Hij is lid van en maakt foto's voor de Amsterdamse Aktiegroep Nieuwmarkt. Foto's van hem verschijnen in Blauwe Maandag, een door de Aktiegroep uitgegeven fotoverslag van de confrontaties tussen de politie en betogers tegen de afbraak van huizen aan de Nieuwmarkt op 24 maart 1975.

1971

Boersma exposeert op de Biennale de la Jeunesse in Parijs.

1971-‘83

Hij fotografeert ten behoeve van jaarverslagen voor de scheepvaartmaatschappij Van Ommeren. Voor deze maatschappij legt hij in 1971 een reis per schip naar Canada vast.

1971-heden

Hij maakt vele reizen door West-Europa.

1972

Hij gaat in de Akoleienstraat te Amsterdam samenwonen met Henny Swaanswijk, dochter van schilder-dichter Lucebert.

1973

Naar aanleiding van de tentoonstelling Dat heet wonen in galerie De Tor aan de Czaar Peterstraat in Amsterdam wordt Pieter Boersma door Cas Oorthuys en Cor van Weele gevraagd om lid te worden van de GKf.

1974-’80

Boersma is voorzitter van de GKf.

1974-‘83

Hij fotografeert voor de Nederlandse Kunst Stichting (NKS).

1975

Pieter Boersma en Henny Swaanswijk verhuizen naar de Lekstraat te Amsterdam.

1975-‘79

Hij is voorzitter van de Commissie Fotografie van de Amsterdamse Kunstraad.

1975-‘80

Boersma is lid van de Federatieraad van de Federatie van Kunstenaarsverenigingen.

1975-‘86

Voor de vaste opstelling van het Amsterdams Historisch Museum maakt hij fotopanelen en fotomontages die tot eind jaren negentig gehandhaafd blijven.
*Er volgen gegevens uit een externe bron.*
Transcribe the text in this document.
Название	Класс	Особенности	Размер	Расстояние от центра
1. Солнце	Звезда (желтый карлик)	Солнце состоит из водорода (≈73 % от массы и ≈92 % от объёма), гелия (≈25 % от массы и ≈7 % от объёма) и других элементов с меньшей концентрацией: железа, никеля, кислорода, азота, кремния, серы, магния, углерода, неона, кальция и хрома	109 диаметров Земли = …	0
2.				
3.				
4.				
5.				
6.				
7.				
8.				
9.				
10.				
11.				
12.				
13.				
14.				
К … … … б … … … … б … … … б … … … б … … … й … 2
Ook maakt hij voor hetzelfde museum foto's ten behoeve van diverse thematentoonstellingen.

1976

Hij fotografeert de Habitat Conferentie in Vancouver, Canada.

1976-‘86

Boersma is bestuurslid van de Fotografenfederatie.

1978

Op instigatie van Pieter Boersma gaat de Nederlandse Kunst Stichting (NKS), met Henk Visser als directeur, foto's voor het Rijk aankopen.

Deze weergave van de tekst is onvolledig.